O ministro Alexandre de Moraes, do STF, converteu nesta segunda-feira, 27 de abril, o regime de pena de 19 condenados por crimes associados à tentativa de golpe de Estado de 8 de janeiro de 2023 para prisão domiciliar humanitária. A medida envolve réus com mais de 60 anos, em razão de vulnerabilidade de saúde.

A decisão leva em conta condições graves de saúde que tornam o ambiente prisional de alto risco para esses indivíduos, incluindo necessidade de cirurgias complexas e exposição a infecções. O objetivo, segundo Moraes, é preservar a integridade física e moral dos sentenciados.

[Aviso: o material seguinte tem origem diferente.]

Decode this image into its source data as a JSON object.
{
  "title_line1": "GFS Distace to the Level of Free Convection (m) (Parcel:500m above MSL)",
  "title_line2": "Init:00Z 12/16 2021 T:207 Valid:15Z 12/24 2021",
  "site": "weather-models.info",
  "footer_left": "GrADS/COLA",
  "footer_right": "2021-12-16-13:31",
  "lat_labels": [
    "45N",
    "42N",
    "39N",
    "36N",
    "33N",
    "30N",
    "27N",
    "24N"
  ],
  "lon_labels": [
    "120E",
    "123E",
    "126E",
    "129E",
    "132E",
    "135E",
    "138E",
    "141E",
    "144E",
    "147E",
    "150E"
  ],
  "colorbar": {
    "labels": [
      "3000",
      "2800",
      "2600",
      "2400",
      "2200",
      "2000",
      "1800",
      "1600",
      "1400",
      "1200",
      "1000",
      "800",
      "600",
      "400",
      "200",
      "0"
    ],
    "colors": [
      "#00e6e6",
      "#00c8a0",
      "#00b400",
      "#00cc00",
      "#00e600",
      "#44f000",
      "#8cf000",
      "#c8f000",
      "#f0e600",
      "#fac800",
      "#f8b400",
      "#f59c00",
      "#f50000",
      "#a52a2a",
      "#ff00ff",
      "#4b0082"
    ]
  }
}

As condenações permanecem, não há anulação das sentenças. As penas variam entre 13 anos e meio e 17 anos de prisão. A mudança de regime ocorre apenas no local de cumprimento, para o ambiente doméstico, mantendo o conteúdo punitivo.

Contexto e fundamentos jurídicos

A decisão se baseia no entendimento de que a dignidade da pessoa humana deve ser assegurada mesmo durante a execução definitiva da pena, especialmente em circunstâncias médicas excepcionais. O STF reforça, assim, o papel da instituição na proteção de direitos fundamentais.

Os casos envolvem réus com histórico clínico relevante, que ficam sob vigilância e critérios de monitoramento previstos pelo Poder Judiciário. A medida não altera a natureza dos crimes, apenas o regime de cumprimento da pena.